A Ordem dos Advogados do Brasil tem cumprido um importante papel na luta em defesa da democracia e da Constituição.
O Art. 44 do Estatuto da Advocacia e da OAB é explícito ao estabelecer que a entidade tem por finalidade “defender a Constituição, a ordem jurídica do Estado democrático de direito, os direitos humanos, a justiça social, e pugnar pela boa aplicação das leis, pela rápida administração da justiça e pelo aperfeiçoamento da cultura e das instituições jurídicas”. Pela atuação que desenvolve a atual diretoria da OAB, sob a liderança de Felipe Santa Cruz, tem sido alvo de ataques de setores altamente conservadores que são solidários com o governo federal que ataca a democracia e a Constituição, bem como as prerrogativas advocatícias. O alvo deste ataque visa retirar a OAB da sua missão de defesa do Estado democrático de direito.
A ADJC (Advogados e Advogadas pela Democracia, Justiça e Cidadania) apoiará uma
candidatura à direção da OAB comprometida em dar continuidade às diretrizes defendidas pela atual gestão, sobretudo seu Presidente, na defesa da democracia e da Constituição. Dentre as questões mais importantes se destacam:
- A luta contra os atos inconstitucionais que ameaçam os poderes da República, pregam o
retorno do AI-5 e do regime militar.
- Em defesa da liberdade de imprensa.
- Contra as Fake News que, espalhando mentiras, nada têm a ver com liberdade de opinião.
- Pela apuração da parcialidade do Juiz Moro na condução dos processos da Lava Jato.
- Contra a utilização da justiça com arma de perseguição política, o Lawfare.
- A defesa da presunção de inocência e prisão somente após o trânsito em julgado, como
determina a Constituição.
- Em defesa do devido processo legal.
- Em defesa dos direitos sociais incorporados à Constituição de 1988.
- Em defesa das prerrogativas advocatícias, contra a invasão de escritórios de advogados e advogadas, interceptações telefônicas ilegais, violação de correspondências, quebra do sigilo profissional, como forma de inibir o livre exercício da profissão.

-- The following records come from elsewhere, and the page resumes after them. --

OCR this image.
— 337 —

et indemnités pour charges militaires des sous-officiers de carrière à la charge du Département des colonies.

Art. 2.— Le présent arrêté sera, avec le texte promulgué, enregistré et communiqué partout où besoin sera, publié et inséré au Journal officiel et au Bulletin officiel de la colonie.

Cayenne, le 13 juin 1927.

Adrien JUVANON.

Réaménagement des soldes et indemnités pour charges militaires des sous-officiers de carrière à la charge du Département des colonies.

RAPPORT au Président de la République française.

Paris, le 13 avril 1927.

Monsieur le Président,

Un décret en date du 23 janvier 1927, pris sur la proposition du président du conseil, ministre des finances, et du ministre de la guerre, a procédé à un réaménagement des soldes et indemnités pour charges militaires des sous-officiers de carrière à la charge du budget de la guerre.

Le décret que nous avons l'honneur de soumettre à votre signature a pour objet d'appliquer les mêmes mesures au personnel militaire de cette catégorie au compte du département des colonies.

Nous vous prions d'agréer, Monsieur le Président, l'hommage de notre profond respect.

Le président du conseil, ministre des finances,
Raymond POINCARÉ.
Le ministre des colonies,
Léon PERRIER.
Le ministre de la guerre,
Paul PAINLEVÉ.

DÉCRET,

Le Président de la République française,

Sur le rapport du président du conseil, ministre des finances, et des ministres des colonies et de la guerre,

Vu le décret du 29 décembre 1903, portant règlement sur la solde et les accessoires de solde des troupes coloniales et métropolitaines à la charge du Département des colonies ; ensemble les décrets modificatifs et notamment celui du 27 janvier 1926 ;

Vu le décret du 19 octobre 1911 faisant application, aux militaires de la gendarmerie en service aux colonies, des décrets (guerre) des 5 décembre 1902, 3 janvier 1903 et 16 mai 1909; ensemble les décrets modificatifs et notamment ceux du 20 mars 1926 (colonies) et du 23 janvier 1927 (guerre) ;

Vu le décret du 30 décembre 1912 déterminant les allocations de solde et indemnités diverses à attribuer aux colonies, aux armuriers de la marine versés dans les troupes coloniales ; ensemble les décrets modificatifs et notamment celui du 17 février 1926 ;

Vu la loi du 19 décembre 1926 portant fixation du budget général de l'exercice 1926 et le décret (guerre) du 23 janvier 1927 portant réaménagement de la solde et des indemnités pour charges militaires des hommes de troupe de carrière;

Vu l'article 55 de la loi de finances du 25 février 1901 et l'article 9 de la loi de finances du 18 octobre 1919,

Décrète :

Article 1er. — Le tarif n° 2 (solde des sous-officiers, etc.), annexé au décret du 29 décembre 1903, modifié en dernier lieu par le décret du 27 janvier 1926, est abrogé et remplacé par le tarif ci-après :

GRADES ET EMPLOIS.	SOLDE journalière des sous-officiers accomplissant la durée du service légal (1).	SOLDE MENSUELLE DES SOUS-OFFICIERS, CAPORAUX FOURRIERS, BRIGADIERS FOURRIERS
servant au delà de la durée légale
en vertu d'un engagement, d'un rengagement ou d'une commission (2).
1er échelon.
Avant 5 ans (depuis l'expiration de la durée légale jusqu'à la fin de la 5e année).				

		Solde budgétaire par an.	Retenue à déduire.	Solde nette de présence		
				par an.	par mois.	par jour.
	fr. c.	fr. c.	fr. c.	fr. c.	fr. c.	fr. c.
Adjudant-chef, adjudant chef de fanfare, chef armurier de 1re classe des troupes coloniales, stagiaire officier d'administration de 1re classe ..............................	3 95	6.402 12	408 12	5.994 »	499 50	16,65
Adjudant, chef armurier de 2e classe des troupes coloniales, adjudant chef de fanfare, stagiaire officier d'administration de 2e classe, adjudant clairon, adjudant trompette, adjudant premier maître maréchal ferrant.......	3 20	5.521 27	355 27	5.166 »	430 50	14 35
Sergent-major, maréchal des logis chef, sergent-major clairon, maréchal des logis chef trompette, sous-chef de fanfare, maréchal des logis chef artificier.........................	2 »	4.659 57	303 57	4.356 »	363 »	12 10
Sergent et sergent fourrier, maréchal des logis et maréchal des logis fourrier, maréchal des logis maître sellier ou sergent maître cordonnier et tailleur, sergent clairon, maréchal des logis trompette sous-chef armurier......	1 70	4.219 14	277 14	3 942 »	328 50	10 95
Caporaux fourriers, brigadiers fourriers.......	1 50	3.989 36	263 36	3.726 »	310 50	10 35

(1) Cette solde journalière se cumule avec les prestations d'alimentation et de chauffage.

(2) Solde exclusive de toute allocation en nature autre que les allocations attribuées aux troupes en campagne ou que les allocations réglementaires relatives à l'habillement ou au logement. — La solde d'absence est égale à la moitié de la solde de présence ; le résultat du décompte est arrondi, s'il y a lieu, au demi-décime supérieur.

Além destas questões, um tema importante diz respeito ao processo eleitoral na OAB.



Surgiu, recentemente, um movimento intitulado Quero Diretas na OAB que, sob o
argumento de defesa da democracia na OAB, na realidade, procura abrir caminho para as forças mais conservadoras da advocacia assumirem o controle da entidade.
A alteração do sistema eleitoral da OAB é uma necessidade. No entanto, a alternativa das
eleições diretas não é a solução por um conjunto de razões:
1) Não leva em conta a diferença do número de advogados e advogadas de cada Estado,
deixando praticamente marginalizados os Estados com menor número de advogados e
advogadas.
2) Pelo tamanho do país, as campanhas eleitorais serão muito caras, criando espaço para
uma grande influência do poder econômico.
3) Isto trará como consequência o fato de que os grandes escritórios de advocacia
financiarão as campanhas, distorcendo a vontade da grande maioria dos advogados e
advogadas.
4) Não assegura a representação proporcional das ideias e concepções existentes entre os advogados.
5) Nas atuais condições políticas do país, esta alternativa é defendida, sobretudo, pelos
setores que se colocam contra a firme posição adotada pelo Presidente da OAB, Fellipe
Santa Cruz, em defesa da democracia e contra o autoritarismo reinante.
6) Tanto assim que o manifesto de lançamento da Campanha não faz nenhuma referência à grave ameaça que a democracia enfrenta com o autoritarismo reinante em nosso país.
Por essas razões a ADJC se manifesta, categoricamente, contra as eleições diretas na Ordem, que na atual conjuntura, está a serviço da campanha da extrema direita para retirar a entidade do caminho da luta em defesa da democracia.
Defendendo a alternativa de eleição da diretoria da Ordem em Congresso, a ADJC considera que, na atual conjuntura, devemos nos unir contra essa proposta de diretas no momento e exigir que a próxima direção da OAB organize um amplo debate entre a categoria, apresentando as diversas propostas: eleição direta, eleição em congresso, manutenção do atual sistema e outras alternativas que surgirem.
Por isto, propõe aos colegas progressistas e democráticos, com este manifesto, a criação de uma frente ampla de advogados e advogadas em defesa da manutenção da entidade na trilha da luta democrática, participando, de forma organizada, das eleições em todos os níveis da OAB.